Ćurčić and Hadjitryphonos argue that such distortions are often deliberate contributions to a work’s iconic nature. Consider the wonderful pink, green, and gold Icon of Saints Zosima and Savvatii (right), which flanks the remote monastery on Solovetsk Island in northern Russia. Zosima, the monastery's founder, and Savvatii, one of its earliest inhabitants, tower above the city’s outer walls, and even above the roofline of one of the basilicas within. Both saints are depicted frontally, but their city is shown from a diagonal bird’s eye perspective. In another spatial and perspectival shift, the seated figure of Jesus is positioned at the top and center of the painting, hands outstretched. He is set apart in a deep red, mandorla-like form (proportionally, far larger than either of the saints), blessing this northern outpost in the White Sea. Seen through Ćurčić and Hadjitryphonos’s eyes, the representation of the monastery enhances the sense that here—both in this icon and in this place—divinity resides.

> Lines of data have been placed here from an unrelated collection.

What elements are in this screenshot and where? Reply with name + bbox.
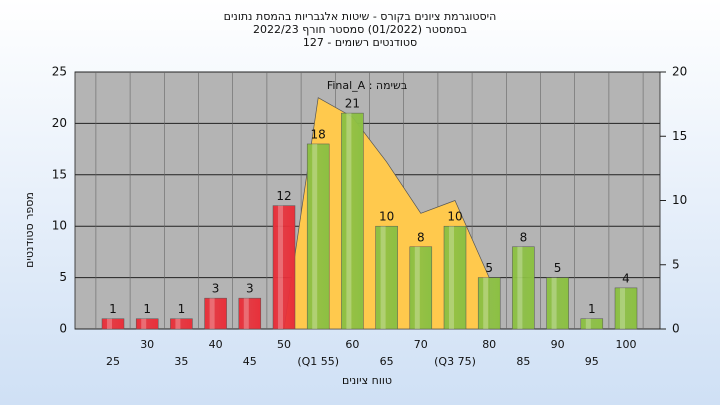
- annotation: בשימה : Final_A: [327, 79, 407, 92]
- x-tick-label: 35: [174, 355, 188, 368]
- data-label: 18: [311, 127, 326, 141]
- bar: [204, 297, 227, 330]
- data-label: 21: [345, 97, 360, 111]
- y-axis-label: מספר סטודנטים: [23, 192, 36, 268]
- bar: [546, 277, 569, 330]
- y-tick-label: 10: [52, 219, 67, 233]
- data-label: 8: [520, 230, 528, 244]
- y2-tick-label: 20: [672, 65, 687, 79]
- x-axis-label: טווח ציונים: [342, 374, 392, 387]
- x-tick-label: 90: [551, 338, 565, 351]
- bar: [306, 143, 330, 330]
- bar: [238, 297, 262, 330]
- x-tick-label: 60: [345, 338, 359, 351]
- chart-subtitle: בסמסטר (01/2022) סמסטר חורף 2022/23: [253, 23, 467, 36]
- x-tick-label: 25: [106, 355, 120, 368]
- x-tick-label: 30: [140, 338, 154, 351]
- data-label: 1: [178, 302, 186, 316]
- bar: [170, 318, 193, 330]
- x-tick-label: 80: [482, 338, 496, 351]
- data-label: 8: [417, 230, 425, 244]
- y-tick-label: 20: [52, 116, 67, 130]
- data-label: 10: [379, 210, 394, 224]
- bar: [409, 246, 433, 330]
- y2-tick-label: 5: [672, 257, 680, 271]
- data-label: 3: [212, 282, 220, 296]
- chart-subtitle: סטודנטים רשומים - 127: [303, 36, 417, 49]
- x-tick-label: 100: [616, 338, 637, 351]
- bar: [512, 246, 535, 330]
- bar: [375, 225, 398, 330]
- x-tick-label: 50: [277, 338, 291, 351]
- bar: [101, 318, 125, 330]
- data-label: 5: [485, 261, 493, 275]
- y-tick-label: 25: [52, 65, 67, 79]
- x-tick-label: (Q3 75): [434, 355, 476, 368]
- y2-tick-label: 15: [672, 129, 687, 143]
- x-tick-label: 95: [585, 355, 599, 368]
- bar: [443, 225, 467, 330]
- y-tick-label: 15: [52, 167, 67, 181]
- data-label: 10: [447, 210, 462, 224]
- x-tick-label: 70: [414, 338, 428, 351]
- data-label: 12: [276, 189, 291, 203]
- x-tick-label: 45: [243, 355, 257, 368]
- data-label: 1: [588, 302, 596, 316]
- bar: [135, 318, 159, 330]
- bar: [477, 277, 501, 330]
- x-tick-label: 40: [209, 338, 223, 351]
- y-tick-label: 5: [59, 270, 67, 284]
- bar: [614, 287, 638, 330]
- y2-tick-label: 0: [672, 322, 680, 336]
- data-label: 4: [622, 271, 630, 285]
- x-tick-label: 65: [380, 355, 394, 368]
- bar: [580, 318, 604, 330]
- data-label: 1: [109, 302, 117, 316]
- x-tick-label: 85: [516, 355, 530, 368]
- y2-tick-label: 10: [672, 193, 687, 207]
- data-label: 3: [246, 282, 254, 296]
- bar: [272, 205, 296, 330]
- data-label: 5: [554, 261, 562, 275]
- bar: [341, 112, 364, 330]
- data-label: 1: [143, 302, 151, 316]
- y-tick-label: 0: [59, 322, 67, 336]
- x-tick-label: (Q1 55): [297, 355, 339, 368]
- chart-title: היסטוגרמת ציונים בקורס - שיטות אלגבריות …: [224, 10, 497, 23]
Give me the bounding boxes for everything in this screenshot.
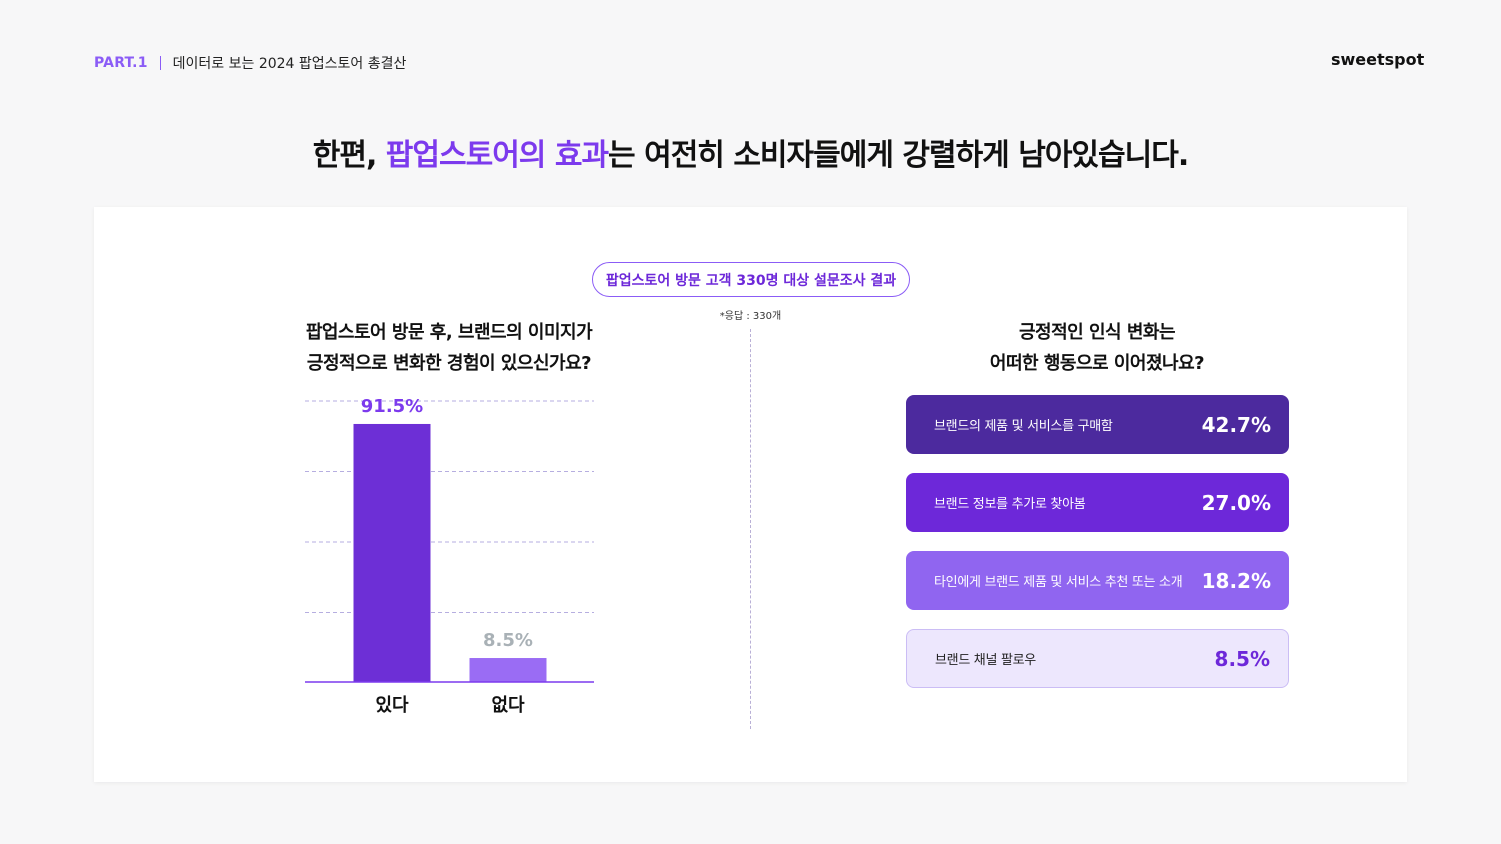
response-bar: 브랜드 정보를 추가로 찾아봄 27.0% [906, 473, 1289, 532]
response-value: 27.0% [1201, 490, 1271, 515]
survey-title-badge: 팝업스토어 방문 고객 330명 대상 설문조사 결과 [592, 262, 910, 297]
response-label: 타인에게 브랜드 제품 및 서비스 추천 또는 소개 [934, 575, 1183, 590]
vertical-bar-chart: 91.5% 있다 8.5% 없다 [305, 396, 594, 716]
category-label: 없다 [491, 695, 525, 716]
left-question-line2: 긍정적으로 변화한 경험이 있으신가요? [306, 353, 592, 374]
response-value: 42.7% [1201, 412, 1271, 437]
title-highlight: 팝업스토어의 효과 [385, 138, 609, 173]
response-bar: 브랜드 채널 팔로우 8.5% [906, 629, 1289, 688]
response-bar: 브랜드의 제품 및 서비스를 구매함 42.7% [906, 395, 1289, 454]
survey-card: 팝업스토어 방문 고객 330명 대상 설문조사 결과 *응답 : 330개 팝… [94, 207, 1407, 782]
section-subtitle: 데이터로 보는 2024 팝업스토어 총결산 [172, 56, 407, 72]
left-question: 팝업스토어 방문 후, 브랜드의 이미지가 긍정적으로 변화한 경험이 있으신가… [294, 317, 604, 379]
title-prefix: 한편, [312, 138, 386, 173]
response-label: 브랜드의 제품 및 서비스를 구매함 [934, 419, 1113, 434]
left-question-line1: 팝업스토어 방문 후, 브랜드의 이미지가 [305, 322, 593, 343]
category-label: 있다 [375, 695, 409, 716]
brand-logo: sweetspot [1331, 50, 1425, 69]
section-header: PART.1 데이터로 보는 2024 팝업스토어 총결산 [94, 53, 406, 73]
right-question-line2: 어떠한 행동으로 이어졌나요? [989, 353, 1205, 374]
respondent-count: *응답 : 330개 [719, 311, 782, 322]
response-label: 브랜드 정보를 추가로 찾아봄 [934, 497, 1086, 512]
response-value: 8.5% [1214, 646, 1270, 671]
page-title: 한편, 팝업스토어의 효과는 여전히 소비자들에게 강렬하게 남아있습니다. [0, 130, 1501, 174]
response-value: 18.2% [1201, 568, 1271, 593]
header-divider [159, 56, 161, 70]
title-suffix: 는 여전히 소비자들에게 강렬하게 남아있습니다. [608, 138, 1189, 173]
response-label: 브랜드 채널 팔로우 [935, 653, 1036, 668]
right-question: 긍정적인 인식 변화는 어떠한 행동으로 이어졌나요? [937, 317, 1257, 379]
bar-value-label: 91.5% [361, 396, 423, 417]
horizontal-bar-list: 브랜드의 제품 및 서비스를 구매함 42.7% 브랜드 정보를 추가로 찾아봄 27… [906, 395, 1289, 707]
center-divider [750, 329, 751, 729]
response-bar: 타인에게 브랜드 제품 및 서비스 추천 또는 소개 18.2% [906, 551, 1289, 610]
bar-value-label: 8.5% [483, 630, 533, 651]
bar-yes [353, 423, 431, 682]
bar-no [469, 658, 547, 682]
right-question-line1: 긍정적인 인식 변화는 [1018, 322, 1176, 343]
part-label: PART.1 [94, 55, 148, 71]
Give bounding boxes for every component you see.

Such distortions in Byzantine art also reveal truths about how humans relate to their world—truths that are effaced in the realism of the Western tradition, but which appeal to the contemporary eye. People understand spatial relations from an egocentric point of view. The proportion of our head to our bodies may be approximately 1:8, but, in our lived experience, head and shoulders tower above the rest of our bodies, in the sense that they are much more important to our internal sense self than, for example, our torsos. What’s more, when we navigate the world, we use not a single, coherent, internally stored mental map but, rather, a patchwork of viewpoints, landmarks, and paths.

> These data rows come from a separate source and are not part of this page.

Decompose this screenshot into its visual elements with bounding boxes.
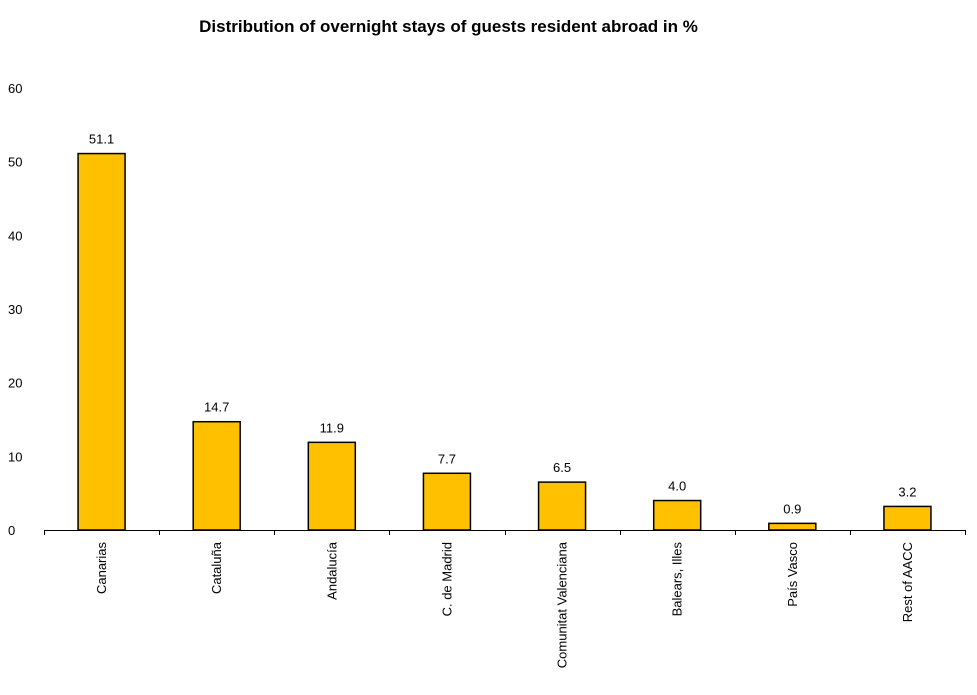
category-label: C. de Madrid: [439, 542, 454, 616]
y-tick-label: 60: [8, 81, 22, 96]
category-labels: Canarias Cataluña Andalucía C. de Madrid Com…: [94, 541, 915, 668]
y-tick-label: 30: [8, 302, 22, 317]
category-label: País Vasco: [785, 542, 800, 607]
category-label: Canarias: [94, 542, 109, 595]
category-label: Andalucía: [324, 541, 339, 600]
bar: [192, 420, 241, 531]
bar: [77, 152, 126, 531]
data-label: 3.2: [898, 484, 916, 499]
bar: [652, 499, 702, 531]
data-labels: 51.1 14.7 11.9 7.7 6.5 4.0 0.9 3.2: [89, 132, 917, 517]
y-tick-label: 20: [8, 376, 22, 391]
data-label: 6.5: [553, 460, 571, 475]
bars: [77, 152, 932, 531]
bar: [422, 472, 472, 531]
category-label: Rest of AACC: [900, 542, 915, 622]
y-tick-label: 0: [8, 523, 15, 538]
category-label: Cataluña: [209, 541, 224, 594]
bar: [307, 441, 357, 531]
data-label: 7.7: [438, 451, 456, 466]
data-label: 11.9: [320, 420, 344, 435]
y-tick-label: 50: [8, 155, 22, 170]
data-label: 0.9: [783, 501, 801, 516]
y-axis: 0 10 20 30 40 50 60: [8, 81, 22, 538]
category-label: Comunitat Valenciana: [555, 541, 570, 668]
bar: [768, 522, 817, 531]
bar: [537, 481, 587, 531]
category-label: Balears, Illes: [670, 542, 685, 617]
data-label: 51.1: [89, 132, 114, 147]
data-label: 4.0: [668, 479, 686, 494]
x-axis: [44, 530, 966, 535]
data-label: 14.7: [204, 400, 229, 415]
y-tick-label: 40: [8, 228, 22, 243]
chart-title: Distribution of overnight stays of guest…: [199, 17, 698, 36]
bar: [883, 505, 932, 531]
y-tick-label: 10: [8, 449, 22, 464]
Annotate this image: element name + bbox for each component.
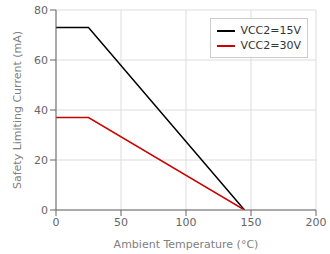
svg-text:50: 50 bbox=[114, 216, 128, 229]
svg-text:200: 200 bbox=[306, 216, 323, 229]
svg-text:60: 60 bbox=[34, 54, 48, 67]
html-text:VCC2=15V: VCC2=15V bbox=[240, 24, 301, 37]
html-text:VCC2=30V: VCC2=30V bbox=[240, 39, 301, 52]
svg-text:20: 20 bbox=[34, 154, 48, 167]
svg-text:Ambient Temperature (°C): Ambient Temperature (°C) bbox=[114, 238, 259, 251]
svg-text:150: 150 bbox=[241, 216, 262, 229]
svg-text:40: 40 bbox=[34, 104, 48, 117]
svg-text:0: 0 bbox=[41, 204, 48, 217]
svg-text:0: 0 bbox=[53, 216, 60, 229]
svg-text:Safety Limiting Current (mA): Safety Limiting Current (mA) bbox=[11, 31, 24, 189]
svg-text:80: 80 bbox=[34, 4, 48, 17]
svg-text:100: 100 bbox=[176, 216, 197, 229]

Indeed, underlying the strange ways that figures relate to architecture in Byzantine art is a genuineness about lived experience. The pictorial distortions (such as those in the pictured mosaic from the Martyrion Basilica in the Church of the Holy Sepulchre in Jerusalem) resonate with the distortions humans actually use to navigate their world, to identify the important and distinguish it from the secondary, and to understand the enmeshed relationship of our inner world and the places and objects we use in the service of our days.  

 

Architecture as Icon is fascinating because it succeeds in two difficult and not necessarily complementary tasks. It compels us to step into the mind of the Byzantine artist, challenging us first to identify and then to shed assumptions about art, representation, and faith that we may not have even been aware we held. At the same time, the book invites us to analyze why this non-abstract art, with its many distortions, seems so fresh, so contemporary. These tensions are perhaps nowhere better expressed than in one of the book's most delightful paintings, which is of Jerusalem and arranged along the lines of descriptions in pilgrims' guidebooks. A beautiful composition of yellow and red ochres, watery blues and greens, this painting from the first half of the seventeenth century distorts scale, proportional relationships, and points of view into a captivating collage of perspectives. The overall image is a bird’s eye view showing the city’s hills and ancient walls. Various funerary monuments and religious structures, comically flattened, lay just inside the city walls. Centrally located and encircled by the walls of the old city is an enormous representation of the Church of the Anastasis—in section, with biblical scenes (Abraham’s sacrifice of Isaac, the Deposition) scattered on different floors. 

Here, in a single image, we have a map that supplies pilgrims with all the information needed to successfully navigate their spiritual journey through the Holy City. It is a painting that delineates the enmeshed relationship of spirituality and place, and an icon that instantiates divinity in earthly form. Even a twenty-first century non-believer can feel a reverent admiration for so many accomplishments, concentrated into one work of art.

Sarah Williams Goldhagen is the architecture critic for The New Republic.